– Спасибо, все в порядке.

– Пожалуйста, протяните вашу левую руку, – попросил художник.

Степанов вытянул руку, и Бут, достав из нагрудного кармана толстую нитку, начал обвязывать его запястье. Он никак не мог управиться одной своей левой рукой, нитка то и дело выскальзывала у него из пальцев. Степанов заметил, как у Бута под кожей, возле ушей, перекатывались острые желваки.

– Помочь? – спросила Кемлонг.

Бут, не отвечая ей, продолжал завязывать нитку на запястье.

– Ты не торопись, – посоветовал Ситонг. – Не торопись, и все получится.

Бут выронил нитку и, взглянув на Кемлонг, сказал:

– Рыбка выскользнула. Кемлонг, хоть ты у нас и неуклюжая, все же теперь ловчей меня. Завяжи ему ниточку ты.

– Это обычай, – пояснил Ситонг, – ниточкой он привязывает к твоей руке свою душу, чтобы она оберегала тебя на этой войне.

Кемлонг обвязала ниточкой запястье, стянула узелок и сказала:

– Кхам Бут, гость хочет посмотреть твои рисунки. Ему интересно, как ты рисуешь…

– Рисовал, – поправил ее художник и жестко усмехнулся. – Птичка пела, а ворона только каркает.

– Э, – поморщился Ситонг, – рисовать можно и левой рукой. Рисовать – не стрелять, – добавил он и засмеялся. – Правда, Степанов?

Кхам Бут внимательно посмотрел на Степанова, который ничего не ответил.

– У меня в Москве много друзей-живописцев, – сказал Степанов. – Я люблю сидеть у них в мастерских.

– Запах скипидара? – улыбнулся Бут. – Живопись имеет приятный запах, да? Я мало знаю художников. Когда я учился в Америке, я часами простаивал возле картины русского художника Кандинского «Я и моя деревня». Я думал, что он это писал и про мою лаосскую деревню.

– Спасибо, – тихо сказал Степанов, не в силах отвести взгляда от громадноглазого, худого лица Бута.

– Он что, твой родственник? – спросил Ситонг.

– Кто?

– Ну, этот… Русский художник в Америке?

– Нет. Почему?

– Зачем же ты благодаришь?

Кхам Бут снова усмехнулся. Усмешка его была жесткой и внезапной.

– Пошли, – сказал он, – я покажу вам кое-что. Вообще-то все – мура. Я только начинал искать.

Он зажег еще один керосиновый фонарь и достал из-под циновок два блока. Первый – большой, коричневый – он отложил в сторону, а тот, что был поменьше, открыл резким жестом, будто дирижер, начинающий работу. Он начал неторопливо раскладывать по кремневому полу пещеры свои рисунки. Живопись его была пронизана синим громадным солнцем.

– Любите Ван Гога?

– Очень. Заметно, что подражаю?

– Не подражаете. Продолжаете. Подражателем быть плохо, продолжателем – почетно.

– Спасибо.

Ситонг снова засмеялся:

– Неужели все художники только и благодарят друг друга?

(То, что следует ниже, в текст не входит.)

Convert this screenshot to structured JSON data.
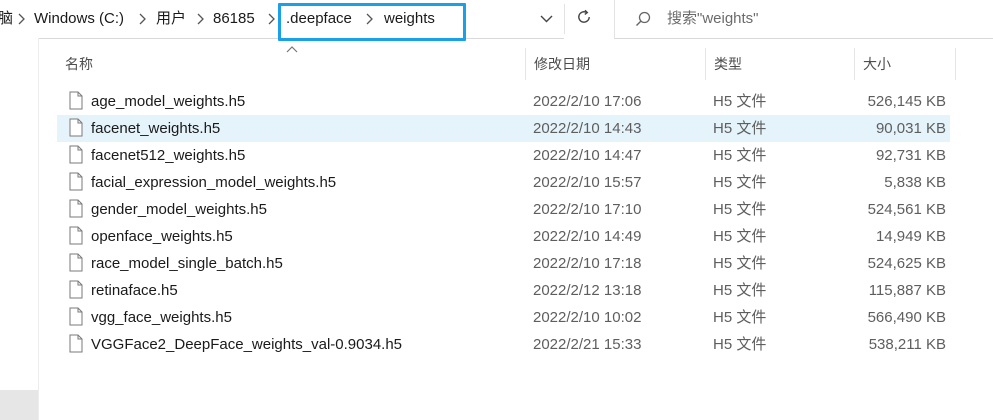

– Какой ты черствый, – сказала Кемлонг. – У тебя совсем огрубело сердце.

– У вас солнца через край, – сказал Степанов, разглядывая живопись. – И трав тоже.

– Через край? – не понял Бут.

– Это значит много, – пояснил Степанов.

– Пишешь всегда то, что хочется видеть. Мы же лишены здесь солнца.

– Вы любите музыку?

– Я знаю, отчего вы меня об этом спросили, – сказал художник. – Ваш композитор Скрябин делал музыку цвета.

– Верно.

– Интересно бы это посмотреть. Вообще, я думаю, живопись не нуждается в музыке. Если это самовыражение художника – там обязательно будет и музыка, и скульптурная форма, и философия.

– А что во втором блоке? – спросил Степанов и потянулся рукой к плоской коричневой папке, лежавшей поодаль.

– Это – так, ерунда, наброски, – ответил Бут, – это совсем неинтересно.

Он как-то слишком торопливо поднял блок, чтобы забросить его под циновку, поэтому блок выскользнул из его пальцев, и на пол посыпались рисунки. Это были одни только портреты Кемлонг: вот она смеется, а вот поет, а здесь – купается в зеленом пруду.